Honorables sénateurs, nous avons l’occasion d’écouter les experts et de faire preuve de la prudence qu’exige cette question délicate. J’espère que vous serez nombreux à vous joindre à moi pour soutenir mon collègue le député de la Chambre des communes Ed Fast et son projet de loi d’initiative parlementaire, le projet de loi C-314, qui prévoit que l’expression « problème de santé grave et irrémédiable » contenue dans le régime canadien d’assurance‑maladie n’inclura pas les troubles mentaux.

Toute politique devrait être basée sur des preuves, et c’est encore plus important dans le cadre de la politique relative au régime de l’aide médicale à mourir. J’interrogerai le ministre Lametti demain en comité plénier pour savoir comment il compte garantir la mise en place de garanties adéquates et répondre aux préoccupations soulevées par les experts et les défenseurs, voire s’il envisage de réviser l’élargissement de l’aide médicale à mourir si des inquiétudes subsistent au cours de l’année à venir.

Je compte aussi travailler dur avec mes collègues conservateurs au cours de l’année à venir pour mettre un terme à tout élargissement dangereux, afin de protéger les Canadiens les plus vulnérables.

Merci.

Son Honneur la Présidente intérimaire [ - ]

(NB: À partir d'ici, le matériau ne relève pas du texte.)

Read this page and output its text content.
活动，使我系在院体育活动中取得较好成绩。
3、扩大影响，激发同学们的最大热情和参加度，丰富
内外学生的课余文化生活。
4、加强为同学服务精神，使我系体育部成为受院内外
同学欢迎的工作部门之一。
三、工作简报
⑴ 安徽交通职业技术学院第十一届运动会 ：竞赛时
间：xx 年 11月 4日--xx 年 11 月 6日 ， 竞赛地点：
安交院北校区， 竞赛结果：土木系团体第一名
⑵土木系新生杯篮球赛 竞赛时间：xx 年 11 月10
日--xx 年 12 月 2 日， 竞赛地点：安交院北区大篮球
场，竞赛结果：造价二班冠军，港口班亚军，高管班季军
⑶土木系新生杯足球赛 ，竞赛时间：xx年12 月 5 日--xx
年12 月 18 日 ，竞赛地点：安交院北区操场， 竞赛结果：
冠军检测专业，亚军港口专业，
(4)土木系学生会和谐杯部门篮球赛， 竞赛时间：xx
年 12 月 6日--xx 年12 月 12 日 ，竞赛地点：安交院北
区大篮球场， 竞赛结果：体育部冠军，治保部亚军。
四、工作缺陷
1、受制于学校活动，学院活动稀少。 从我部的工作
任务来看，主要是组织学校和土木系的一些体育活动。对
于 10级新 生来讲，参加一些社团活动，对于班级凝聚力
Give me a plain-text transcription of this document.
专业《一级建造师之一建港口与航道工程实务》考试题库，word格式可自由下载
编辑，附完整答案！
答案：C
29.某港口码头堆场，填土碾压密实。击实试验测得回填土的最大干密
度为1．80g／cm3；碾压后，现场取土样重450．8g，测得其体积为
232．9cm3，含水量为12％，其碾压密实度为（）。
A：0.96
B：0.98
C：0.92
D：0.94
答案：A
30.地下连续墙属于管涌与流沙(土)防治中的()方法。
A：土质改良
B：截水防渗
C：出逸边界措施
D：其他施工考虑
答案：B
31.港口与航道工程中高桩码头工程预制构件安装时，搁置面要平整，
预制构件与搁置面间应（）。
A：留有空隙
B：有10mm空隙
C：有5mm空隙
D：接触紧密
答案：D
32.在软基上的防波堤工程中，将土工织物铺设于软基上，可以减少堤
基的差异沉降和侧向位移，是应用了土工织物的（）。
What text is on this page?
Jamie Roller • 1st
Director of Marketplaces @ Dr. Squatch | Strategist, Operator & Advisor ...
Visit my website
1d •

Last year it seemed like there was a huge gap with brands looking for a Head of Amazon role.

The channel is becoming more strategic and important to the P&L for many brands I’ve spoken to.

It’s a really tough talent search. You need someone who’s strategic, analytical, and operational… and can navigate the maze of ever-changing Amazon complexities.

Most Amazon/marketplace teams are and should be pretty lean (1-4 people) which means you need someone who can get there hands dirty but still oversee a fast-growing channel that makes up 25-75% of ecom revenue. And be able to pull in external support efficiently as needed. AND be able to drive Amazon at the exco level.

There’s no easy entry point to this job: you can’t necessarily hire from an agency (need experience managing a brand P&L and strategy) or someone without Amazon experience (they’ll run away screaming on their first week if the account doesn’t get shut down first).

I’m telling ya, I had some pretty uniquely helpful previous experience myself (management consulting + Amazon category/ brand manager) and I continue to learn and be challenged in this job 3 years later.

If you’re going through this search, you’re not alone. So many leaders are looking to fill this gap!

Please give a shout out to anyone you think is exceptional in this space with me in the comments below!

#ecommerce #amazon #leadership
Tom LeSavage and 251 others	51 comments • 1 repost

Vous plaît-il, honorables sénateurs, d’adopter la motion?

Des voix : D’accord.

Une voix : Avec dissidence.

(La motion est adoptée et le projet de loi est lu pour la deuxième fois, avec dissidence.)

Son Honneur la Présidente intérimaire [ - ]

Honorables sénateurs, quand lirons-nous le projet de loi pour la troisième fois?

(Sur la motion du sénateur Kutcher, la troisième lecture du projet de loi est inscrite à l’ordre du jour de la prochaine séance.)